Le premier défaut qui me frappa dans l’ouvrage, moi homme de théâtre, c’est que, la pièce commençant au second tableau, aucun des personnages n’était connu, aucun des caractères ne se trouvait exposé ; de sorte que, tout en lisant ce tableau, c’est-à-dire celui de la tour, le tableau de la taverne commença de m’apparaître comme dans un nuage.

Je ne m’y arrêtai point : ce n’était pas le moment. Je commençai le second ; mais je proteste que je n’allai pas plus loin que la huitième ou dixième page. Le drame déviait complètement de la route qu’à mon avis il devait suivre.

Ce qui ressortit pour moi comme l’essence du drame, ce fut la lutte entre Buridan et Marguerite de Bourgogne, entre un aventurier et une reine, l’un armé de toutes les ressources de son génie, l’autre de toutes les puissances de son rang.

Il allait sans dire que le génie devait naturellement triompher de la puissance.

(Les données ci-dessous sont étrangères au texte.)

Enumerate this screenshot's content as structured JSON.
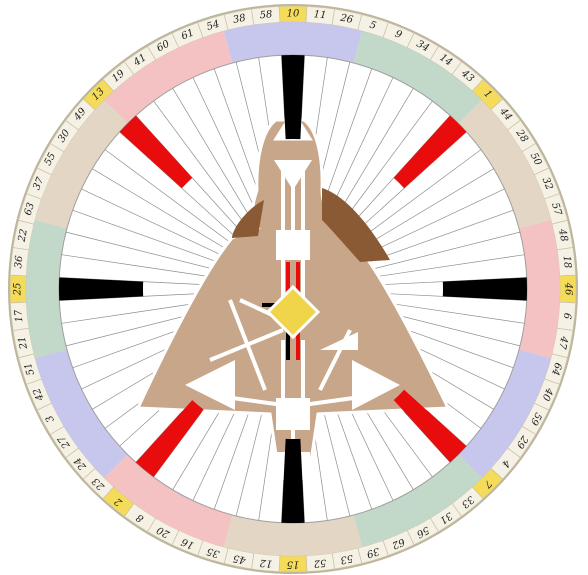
{
  "wheel": {
    "gates": [
      "10",
      "11",
      "26",
      "5",
      "9",
      "34",
      "14",
      "43",
      "1",
      "44",
      "28",
      "50",
      "32",
      "57",
      "48",
      "18",
      "46",
      "6",
      "47",
      "64",
      "40",
      "59",
      "29",
      "4",
      "7",
      "33",
      "31",
      "56",
      "62",
      "39",
      "53",
      "52",
      "15",
      "12",
      "45",
      "35",
      "16",
      "20",
      "8",
      "2",
      "23",
      "24",
      "27",
      "3",
      "42",
      "51",
      "21",
      "17",
      "25",
      "36",
      "22",
      "63",
      "37",
      "55",
      "30",
      "49",
      "13",
      "19",
      "41",
      "60",
      "61",
      "54",
      "38",
      "58"
    ],
    "highlighted_gates": [
      "10",
      "1",
      "46",
      "7",
      "15",
      "2",
      "25",
      "13"
    ],
    "colors": {
      "outer_ring": "#f5f1e4",
      "highlight": "#f4dc5a",
      "body": "#c8a68a",
      "body_dark": "#8a5a34",
      "defined": "#f0d44a",
      "activation_red": "#e80c0c",
      "activation_black": "#000000"
    },
    "zodiac_colors": [
      "#f4c2c2",
      "#c7c7ee",
      "#c2d8c8",
      "#e3d6c4",
      "#f4c2c2",
      "#c7c7ee",
      "#c2d8c8",
      "#e3d6c4",
      "#f4c2c2",
      "#c7c7ee",
      "#c2d8c8",
      "#e3d6c4"
    ],
    "activations": [
      {
        "gate": "10",
        "color": "black"
      },
      {
        "gate": "1",
        "color": "red"
      },
      {
        "gate": "46",
        "color": "black"
      },
      {
        "gate": "7",
        "color": "red"
      },
      {
        "gate": "15",
        "color": "black"
      },
      {
        "gate": "2",
        "color": "red"
      },
      {
        "gate": "25",
        "color": "black"
      },
      {
        "gate": "13",
        "color": "red"
      }
    ]
  }
}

Ensuite, j’avais depuis longtemps en tête une idée qui me semblait des plus dramatiques ; je voulais arriver à mettre cette situation sous les yeux du public :

Un homme arrêté, condamné, couché, sans ressource et sans espérance, au fond d’un cachot ; un homme qui sera perdu si son ennemi a le courage de ne pas venir jouir de son abaissement, et de le faire empoisonner, étrangler ou poignarder dans son coin, cet homme sera sauvé si cet ennemi cède au désir de venir l’insulter une dernière fois ; car, avec la parole, seule arme qui lui reste, il l’épouvantera à ce point que son ennemi déliera peu à peu les chaînes de ses bras et le carcan de son cou, lui ouvrira la porte qu’avec tant de soin il avait fait fermer sur lui, et l’emmènera en triomphe, lui qui, s’il sortait jamais de ce sépulcre anticipé, semblait n’en devoir sortir que pour monter sur l’échafaud.

La lutte entre Marguerite de Bourgogne et Buridan me donnait cette situation. Je ne la laissai point échapper, comme on le comprend bien. C’est ce qu’on appela depuis la scène de la prison.